#import data, which was scraped from FiveThirtyEight - bad-drivers
data <- read.csv("https://raw.githubusercontent.com/datasets/five-thirty-eight-datasets/master/datasets/bad-drivers/data/bad-drivers.csv")
library(tibble)
glimpse (data)
## Rows: 51
## Columns: 8
## $ state <chr> …
## $ number.of.drivers.involved.in.fatal.collisions.per.billion.miles <dbl> …
## $ percentage.of.drivers.involved.in.fatal.collisions.who.were.speeding <int> …
## $ percentage.of.drivers.involved.in.fatal.collisions.who.were.alcohol.impaired <int> …
## $ percentage.of.drivers.involved.in.fatal.collisions.who.were.not.distracted <int> …
## $ percentage.of.drivers.involved.in.fatal.collisions.who.had.not.been.involved.in.any.previous.accidents <int> …
## $ car.insurance.premiums.... <dbl> …
## $ losses.incurred.by.insurance.companies.for.collisions.per.insured.driver.... <dbl> …
#ideally clean the data and create a data frame of variables we want to examine, for the purpose of this discussion board assignment, I will skip those steps and create a model
data.lm <-lm(car.insurance.premiums.... ~ number.of.drivers.involved.in.fatal.collisions.per.billion.miles, data = data) #2nd variable explains the output or first variable
data.lm
##
## Call:
## lm(formula = car.insurance.premiums.... ~ number.of.drivers.involved.in.fatal.collisions.per.billion.miles,
## data = data)
##
## Coefficients:
## (Intercept)
## 1023.354
## number.of.drivers.involved.in.fatal.collisions.per.billion.miles
## -8.638
I was interested to see if number of drivers involved in fatal collisions had a strong relationship or explains the cost of car insurance premiums. Based on the model, predicted car insurance premiums would equal 1023.35 - 8.64* number of drivers involved in fatal collisions.

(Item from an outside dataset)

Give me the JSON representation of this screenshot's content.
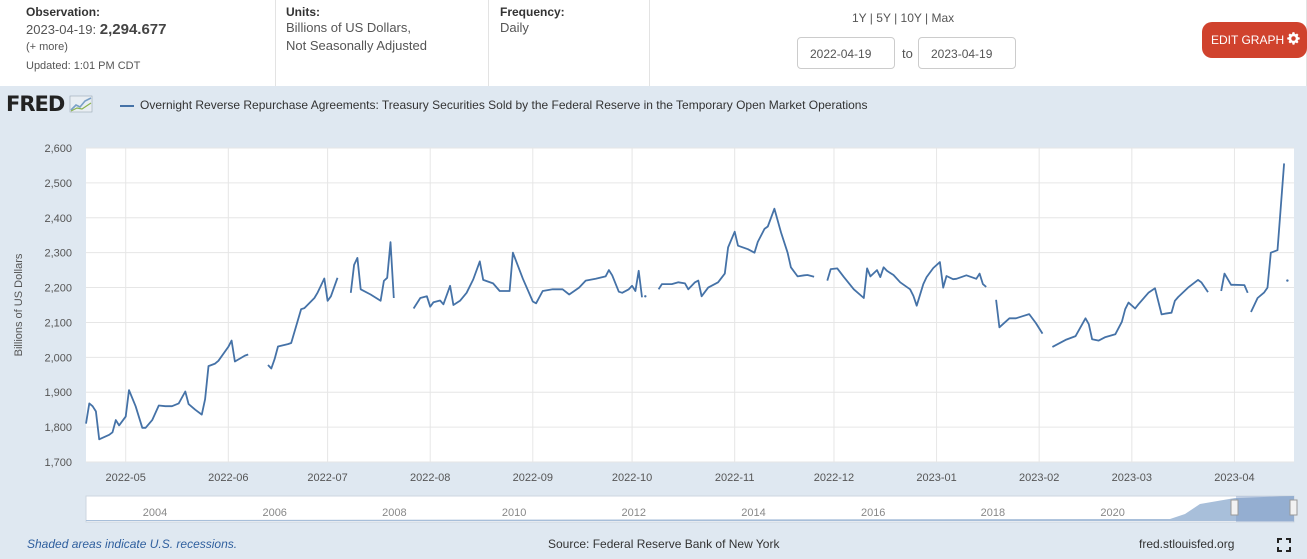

#plot the original data and model
plot(car.insurance.premiums.... ~ number.of.drivers.involved.in.fatal.collisions.per.billion.miles, data = data) #just from this step there does not seem to be a clear pattern on the scatter plot
abline(data.lm)
residuals <- resid(data.lm) #differences between the observed and predicted values i
residuals #this is why you should make a data frame!
## 1 2 3 4 5 6
## -76.408771 186.474585 36.783617 -2.521744 -41.287600 -70.376699
## 7 8 9 10 11 12
## 138.666724 254.452265 301.500215 291.396972 24.549427 -11.008253
## 13 14 15 16 17 18
## -249.231992 -109.677150 -187.642442 -238.676766 -89.146834 34.010193
## 19 20 21 22 23 24
## 435.275936 -231.039604 133.401432 58.617760 209.052333 -163.248951
## 25 26 27 28 29 30
## 24.745553 -93.961541 -22.289807 -162.367217 133.495170 -176.612825
## 31 32 33 34 35 36
## 374.911950 5.436004 317.203819 -169.994897 -128.154649 -203.827667
## 37 38 39 40 41 42
## 30.053099 -108.077150 39.848391 221.518143 42.065351 -186.465933
## 43 44 45 46 47 48
## -87.002127 148.974067 -116.364244 -189.676699 -144.700956 -41.760888
## 49 50 51
## 174.841545 -233.839086 -81.912059
# Plot residuals against predicted values
plot(data.lm$fitted.values, residuals, xlab = "Fitted values", ylab = "Residuals", main = "Residual Plot")
abline(h = 0, col = "red", lty = 2) # Add a horizontal line at y = 0
# Plot a histogram of residuals
hist(residuals, main = "Histogram of Residuals", xlab = "Residuals")
# Perform a normality test on residuals
plot(density(residuals), main = "Density Plot of Residuals", xlab = "Residuals")
# Plot a Q-Q plot
qqnorm(residuals)
qqline(residuals)
##Conclusion: I believe the linear model is not appropriate for this data set and or the variables I selected. The residual plot does not have symmetry above and below the zero, the histogram and the density plot shows that there is not a normal distribution, and skews to the right, additionally the plot shows too many points that do not fall on the straight line.